The Open Neuroscience Journal

2008, 2 : 41-50
Published online 2008 December 5. DOI: 10.2174/1874082000802010041
Publisher ID: TONEURJ-2-41

Central Nervous System Circuitries Underlying Two Types of Peripheral Autonomic Nervous System Disorders

Fuad Lechin and Bertha van der Dijs
Departments of Neurophysiology, Neurochemistry, Neuropharmacology and Neuroimmunology, Instituto de Medicina Experimental, Faculty of Medicine, Universidad Central de Venezuela, Caracas, Venezuela.

ABSTRACT

The assessment of circulating neurotransmitters: noradrenaline, adrenaline, dopamine, platelet serotonin, plasma serotonin and plasma tryptophan before and after many types of stressor agents and neuropharmacological drugs carried out over the last thirty years allowed us to accumulate information dealing with the central nervous system (CNS) versus the peripheral autonomic nervous system (ANS) interactions in healthy as well as diseased mammals. Furthermore, the accurate knowledge about the CNS circuitry disorders which underlie both the CNS and peripheral clinical syndromes, has allowed us to prescribe successful neuropharmacological therapeutical strategies for many types of illnesses.

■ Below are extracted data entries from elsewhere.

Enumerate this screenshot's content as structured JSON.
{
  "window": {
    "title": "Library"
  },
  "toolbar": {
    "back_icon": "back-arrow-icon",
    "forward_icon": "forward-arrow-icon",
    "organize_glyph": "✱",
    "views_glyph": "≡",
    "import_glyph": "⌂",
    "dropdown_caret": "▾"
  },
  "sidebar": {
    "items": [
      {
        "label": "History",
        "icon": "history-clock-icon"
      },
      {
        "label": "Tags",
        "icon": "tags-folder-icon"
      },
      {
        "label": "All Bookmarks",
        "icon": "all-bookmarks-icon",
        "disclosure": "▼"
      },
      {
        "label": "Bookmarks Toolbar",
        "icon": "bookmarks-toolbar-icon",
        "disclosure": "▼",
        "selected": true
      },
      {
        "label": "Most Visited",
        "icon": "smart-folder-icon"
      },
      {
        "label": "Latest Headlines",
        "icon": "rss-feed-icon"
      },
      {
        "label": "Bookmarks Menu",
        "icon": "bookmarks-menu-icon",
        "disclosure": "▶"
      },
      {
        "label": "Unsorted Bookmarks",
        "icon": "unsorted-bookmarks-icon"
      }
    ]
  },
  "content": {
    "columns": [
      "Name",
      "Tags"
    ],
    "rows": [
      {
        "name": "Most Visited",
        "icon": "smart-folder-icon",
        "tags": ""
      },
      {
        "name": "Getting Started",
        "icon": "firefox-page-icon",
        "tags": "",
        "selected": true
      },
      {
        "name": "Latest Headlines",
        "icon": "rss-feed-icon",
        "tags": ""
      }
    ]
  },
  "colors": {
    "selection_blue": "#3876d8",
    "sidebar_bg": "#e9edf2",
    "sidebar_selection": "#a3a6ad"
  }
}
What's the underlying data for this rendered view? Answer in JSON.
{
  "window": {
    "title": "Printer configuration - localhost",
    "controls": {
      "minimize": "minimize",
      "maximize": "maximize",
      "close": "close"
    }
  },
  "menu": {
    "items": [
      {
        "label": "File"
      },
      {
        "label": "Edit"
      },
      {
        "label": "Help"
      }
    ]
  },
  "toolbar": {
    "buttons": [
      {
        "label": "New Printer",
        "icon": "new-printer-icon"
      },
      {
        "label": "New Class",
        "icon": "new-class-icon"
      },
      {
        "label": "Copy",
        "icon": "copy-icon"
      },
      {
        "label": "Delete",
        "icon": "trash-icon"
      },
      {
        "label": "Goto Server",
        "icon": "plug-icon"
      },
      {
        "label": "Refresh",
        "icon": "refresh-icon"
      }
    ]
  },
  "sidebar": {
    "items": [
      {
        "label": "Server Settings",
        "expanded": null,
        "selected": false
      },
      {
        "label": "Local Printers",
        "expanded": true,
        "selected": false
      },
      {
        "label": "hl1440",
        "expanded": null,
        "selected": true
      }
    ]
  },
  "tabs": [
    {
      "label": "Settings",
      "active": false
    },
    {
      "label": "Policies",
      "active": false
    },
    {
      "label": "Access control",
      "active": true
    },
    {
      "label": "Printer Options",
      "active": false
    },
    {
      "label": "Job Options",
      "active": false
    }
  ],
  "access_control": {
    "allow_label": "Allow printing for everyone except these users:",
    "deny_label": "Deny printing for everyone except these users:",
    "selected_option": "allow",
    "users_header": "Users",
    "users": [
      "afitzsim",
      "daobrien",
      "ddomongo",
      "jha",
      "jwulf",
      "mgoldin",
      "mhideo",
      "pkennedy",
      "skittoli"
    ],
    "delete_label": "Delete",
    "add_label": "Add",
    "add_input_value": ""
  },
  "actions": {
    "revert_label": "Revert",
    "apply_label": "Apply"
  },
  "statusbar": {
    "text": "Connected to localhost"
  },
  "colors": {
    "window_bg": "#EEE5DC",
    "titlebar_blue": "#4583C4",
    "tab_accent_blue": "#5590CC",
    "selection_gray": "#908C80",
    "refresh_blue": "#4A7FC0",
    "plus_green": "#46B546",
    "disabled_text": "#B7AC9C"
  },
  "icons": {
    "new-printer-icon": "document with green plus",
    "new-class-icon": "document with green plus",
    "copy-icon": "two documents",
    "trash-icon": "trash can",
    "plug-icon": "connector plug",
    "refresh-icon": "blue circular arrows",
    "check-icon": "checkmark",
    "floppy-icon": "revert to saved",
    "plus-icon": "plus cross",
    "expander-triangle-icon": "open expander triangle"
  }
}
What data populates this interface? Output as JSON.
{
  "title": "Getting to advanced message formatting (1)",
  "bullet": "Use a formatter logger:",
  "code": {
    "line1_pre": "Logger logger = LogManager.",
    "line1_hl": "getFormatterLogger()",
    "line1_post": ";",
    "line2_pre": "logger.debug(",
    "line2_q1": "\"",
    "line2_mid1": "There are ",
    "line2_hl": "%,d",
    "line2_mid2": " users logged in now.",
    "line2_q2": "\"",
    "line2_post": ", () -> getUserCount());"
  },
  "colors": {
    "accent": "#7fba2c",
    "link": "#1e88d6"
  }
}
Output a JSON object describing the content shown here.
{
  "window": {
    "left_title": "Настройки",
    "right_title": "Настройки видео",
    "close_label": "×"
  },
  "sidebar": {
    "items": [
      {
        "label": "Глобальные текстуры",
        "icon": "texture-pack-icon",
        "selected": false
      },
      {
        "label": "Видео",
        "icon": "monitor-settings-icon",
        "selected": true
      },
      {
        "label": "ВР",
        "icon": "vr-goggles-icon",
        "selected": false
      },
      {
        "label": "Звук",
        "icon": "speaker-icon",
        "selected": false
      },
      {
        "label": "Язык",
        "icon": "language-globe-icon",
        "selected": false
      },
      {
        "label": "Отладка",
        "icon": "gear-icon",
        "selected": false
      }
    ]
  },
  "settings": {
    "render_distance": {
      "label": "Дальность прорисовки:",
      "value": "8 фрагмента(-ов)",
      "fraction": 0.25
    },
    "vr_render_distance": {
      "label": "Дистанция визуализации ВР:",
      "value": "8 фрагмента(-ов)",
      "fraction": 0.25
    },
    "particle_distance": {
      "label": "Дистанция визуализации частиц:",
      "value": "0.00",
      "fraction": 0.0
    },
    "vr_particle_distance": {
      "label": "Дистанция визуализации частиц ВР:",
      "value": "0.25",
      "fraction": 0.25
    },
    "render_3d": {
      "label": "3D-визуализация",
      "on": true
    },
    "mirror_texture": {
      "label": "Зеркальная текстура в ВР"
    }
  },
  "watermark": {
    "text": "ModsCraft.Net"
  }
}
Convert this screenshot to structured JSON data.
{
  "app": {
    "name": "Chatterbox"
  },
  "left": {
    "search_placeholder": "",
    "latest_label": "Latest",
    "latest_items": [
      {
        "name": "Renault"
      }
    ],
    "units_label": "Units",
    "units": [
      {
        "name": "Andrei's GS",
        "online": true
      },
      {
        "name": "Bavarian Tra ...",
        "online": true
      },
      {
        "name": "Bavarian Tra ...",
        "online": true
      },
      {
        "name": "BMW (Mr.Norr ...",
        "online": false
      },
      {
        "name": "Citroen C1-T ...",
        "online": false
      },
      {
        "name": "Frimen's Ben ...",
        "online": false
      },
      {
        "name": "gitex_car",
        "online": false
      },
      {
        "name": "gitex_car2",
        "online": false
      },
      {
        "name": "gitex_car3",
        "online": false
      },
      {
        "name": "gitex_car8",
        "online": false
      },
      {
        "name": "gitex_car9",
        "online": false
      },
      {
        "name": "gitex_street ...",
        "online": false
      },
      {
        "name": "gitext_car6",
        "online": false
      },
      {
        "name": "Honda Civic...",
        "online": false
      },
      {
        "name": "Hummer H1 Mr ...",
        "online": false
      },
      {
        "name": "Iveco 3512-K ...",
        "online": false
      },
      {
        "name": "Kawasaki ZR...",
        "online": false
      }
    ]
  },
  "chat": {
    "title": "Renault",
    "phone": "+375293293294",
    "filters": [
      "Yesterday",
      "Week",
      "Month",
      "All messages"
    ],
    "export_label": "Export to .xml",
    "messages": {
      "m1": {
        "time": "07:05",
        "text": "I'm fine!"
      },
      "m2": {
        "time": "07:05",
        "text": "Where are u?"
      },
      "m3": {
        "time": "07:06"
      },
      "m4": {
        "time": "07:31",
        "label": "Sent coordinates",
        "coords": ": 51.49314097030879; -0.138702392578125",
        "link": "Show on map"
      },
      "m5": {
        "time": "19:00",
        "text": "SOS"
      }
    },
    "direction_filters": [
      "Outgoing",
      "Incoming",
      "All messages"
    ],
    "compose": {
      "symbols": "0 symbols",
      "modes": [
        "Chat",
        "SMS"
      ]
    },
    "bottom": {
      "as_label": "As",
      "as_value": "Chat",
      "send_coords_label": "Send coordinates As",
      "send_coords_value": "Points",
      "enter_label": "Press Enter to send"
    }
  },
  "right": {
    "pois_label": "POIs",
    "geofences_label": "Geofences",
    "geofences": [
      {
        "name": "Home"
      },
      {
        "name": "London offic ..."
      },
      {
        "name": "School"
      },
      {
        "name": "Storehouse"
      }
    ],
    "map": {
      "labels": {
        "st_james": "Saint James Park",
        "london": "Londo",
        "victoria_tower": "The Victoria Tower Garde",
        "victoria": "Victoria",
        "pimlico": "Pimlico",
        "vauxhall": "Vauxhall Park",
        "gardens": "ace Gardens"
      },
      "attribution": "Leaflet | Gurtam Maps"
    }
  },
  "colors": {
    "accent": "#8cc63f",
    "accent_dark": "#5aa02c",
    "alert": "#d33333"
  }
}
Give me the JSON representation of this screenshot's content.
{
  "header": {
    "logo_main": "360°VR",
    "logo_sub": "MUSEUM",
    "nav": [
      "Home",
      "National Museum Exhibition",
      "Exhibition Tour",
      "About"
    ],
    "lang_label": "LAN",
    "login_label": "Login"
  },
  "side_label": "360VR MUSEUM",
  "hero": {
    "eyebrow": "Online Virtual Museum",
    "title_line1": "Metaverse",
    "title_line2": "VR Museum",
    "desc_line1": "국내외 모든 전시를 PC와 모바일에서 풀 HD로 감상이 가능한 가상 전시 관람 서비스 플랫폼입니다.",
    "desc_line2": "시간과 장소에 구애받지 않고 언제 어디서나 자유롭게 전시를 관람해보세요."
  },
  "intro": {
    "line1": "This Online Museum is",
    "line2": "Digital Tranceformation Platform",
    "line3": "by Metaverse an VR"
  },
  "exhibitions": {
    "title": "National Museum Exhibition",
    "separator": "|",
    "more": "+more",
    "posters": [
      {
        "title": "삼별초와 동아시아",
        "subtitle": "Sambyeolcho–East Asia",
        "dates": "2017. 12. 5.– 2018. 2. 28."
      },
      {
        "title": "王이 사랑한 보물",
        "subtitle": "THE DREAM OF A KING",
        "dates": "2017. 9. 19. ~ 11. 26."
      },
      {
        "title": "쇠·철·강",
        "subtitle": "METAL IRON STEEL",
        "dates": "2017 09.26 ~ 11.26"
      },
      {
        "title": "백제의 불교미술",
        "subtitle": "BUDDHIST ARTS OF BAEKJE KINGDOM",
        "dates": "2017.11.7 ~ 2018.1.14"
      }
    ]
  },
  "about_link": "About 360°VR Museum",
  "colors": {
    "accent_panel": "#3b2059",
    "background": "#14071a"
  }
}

In addition, the demonstration that the clinical improvement was always paralleled by the normalization of the neurochemical, hormonal, immunological and clinical profiles affords strong support to our point of view. According to all the above, the authors postulate the existence of two types of diseases: type A and Type N, which are underlain by two opposite CNS + ANS disorders. Type A diseases should be associated with the "uncoping stress" syndrome and are underlain by hyperactivity of the adrenocortical glands plus the CNS disorder characterized by the predominance of the C1(adrenergic) + DR(serotonergic) axis over the A5(noradrenergic) + MR(serotonergic) binomial, whereas the type N diseases depends on the opposite profile: "endogenous depression" syndrome. Finally, we quoted exhaustive evidence showing that the well known fading of both the A6(noradrenergic) + C1(adrenergic) CNS nuclei activity occurring during aging is responsible for the ANS + CNS disorder which is similar to that underlying psychosis, Alzheimer, post-traumatic stress disorder and deficit-attention hyperactive disorder.